Respect the bones (Day -293)

Vet School Bones and Skeletons

Unfortunately today started badly with a me walking into a resus this morning, sadly the prognosis once an animals heart stops is very very poor. Even when we are able to get an animal back after their heart stops it is a low chance that the animal will leave the hospital alive.

However today is not about that – today is about something a lot more amazing. The bones of the body are probably one of the least understood yet most important parts of nature. There is a lot that can go wrong with bones and a lot of causes of diseases related to the bones.

Whilst there is well established procedures and techniques for dealing with things like fractures, and now even joint replacement. There is little to understanding the way bones grow.

We’ve got a new European Diplomat in Equine Surgery on staff at the vet school and today he gave a lecture looking at skeletal diseases in foals. Now when you consider that horses often have to grow to support 500kg of weight you realise just how important the skeleton is. However when growing, and in fact even during development within the womb bones develop sometimes in ways that will not be compatible with carrying that weight.

I know some of the equine surgical procedures, however I was amazed to learn that if done in the right place at the right time you can simply change the way a bone grows simply by sticking a needle into it. Whilst this is a crazy idea, it gets worse in that no one actually understands why it happens that way. Why does a needle stimulate bone to grow faster?

This is actually therapy used in foals when the leg is not straight to correct the angle the leg grows at because one side of the bone is growing faster than the other. And you would be right in thinking if we can speed up the growth on one side to fix the problem = what about slowing it down on the other side?

So to understand this you need to know that growing bones have two separate parts at every joint. There is the shaft of the bone which is the long bit, and at each end of this there is a separate part called the growth plate. Now the bone grows longer by growth between the shaft and the growth plate until the animal is mature and then these parts fuse together to form the normal end of the bone seen in adults.

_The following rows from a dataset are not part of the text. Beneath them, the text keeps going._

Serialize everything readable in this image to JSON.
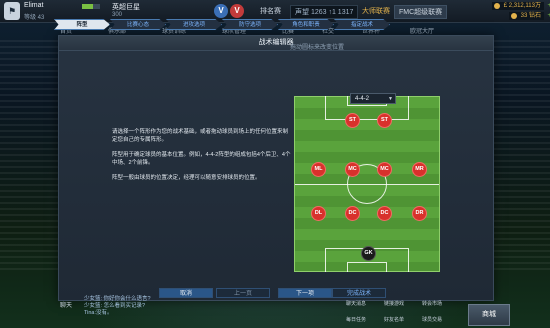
{
  "topbar": {
    "user_name": "Elimat",
    "user_sub": "等级 43",
    "club_name": "英超巨星",
    "club_sub": "300",
    "v_a": "V",
    "v_b": "V",
    "rank_label": "排名赛",
    "rank_value": "声望 1263 ↑1 1317",
    "master_label": "大师联赛",
    "master_value": "FMC超级联赛",
    "currency_1": "£ 2,312,113万",
    "currency_2": "33 钻石",
    "plus": "+"
  },
  "nav": {
    "items": [
      "首页",
      "俱乐部",
      "球员训练",
      "球队管理",
      "比赛",
      "社交",
      "世界杯",
      "欧冠大厅"
    ]
  },
  "modal": {
    "title": "战术编辑器",
    "steps": [
      "阵型",
      "比赛心态",
      "进攻选项",
      "防守选项",
      "角色和职责",
      "指定战术"
    ],
    "active_step": 0,
    "hint": "拖动圆标来改变位置",
    "description": [
      "请选择一个阵形作为您的战术基础，或者拖动球员到场上的任何位置来制定您自己的专属阵形。",
      "阵型用于确定球员的基本位置。例如，4-4-2阵型的组成包括4个后卫、4个中场、2个前锋。",
      "阵型一般由球员的位置决定，经理可以随意安排球员的位置。"
    ],
    "formation": "4-4-2",
    "caret": "▼",
    "players": [
      "ST",
      "ST",
      "ML",
      "MC",
      "MC",
      "MR",
      "DL",
      "DC",
      "DC",
      "DR",
      "GK"
    ],
    "buttons": {
      "cancel": "取消",
      "prev": "上一页",
      "next": "下一项",
      "finish": "完成战术"
    }
  },
  "chat": {
    "lines": [
      "少女篮: 你好你会什么语言?",
      "少女篮: 怎么看到买记录?",
      "Tina:没有。"
    ]
  },
  "side_tab": "聊天",
  "bottom_menu": {
    "items": [
      "聊天消息",
      "链接游戏",
      "转会市场",
      "每日任务",
      "好友名单",
      "球员交易"
    ],
    "shop": "商城"
  }
}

Originally it was actually all about slowing down the growth on the side that grew too fast. Initially this was by using screws and wire to compress the growth plate. This worked however was not great to have things sticking out the side of the bone, so now is done using a single screw placed between the shaft of the bone and the growth plate.

Now doing this will slow down the speed of growth on that side of the bone – downside is that you need a second surgery to remove the screw. This is why it’s better to speed up growth of the other side.

This single lecture left me with so many questions… What else can we use to affect bone growth? Will laser affect it? Why does it speed up growth with needles? How do we know when this happens? Can this be used in animals other than horses?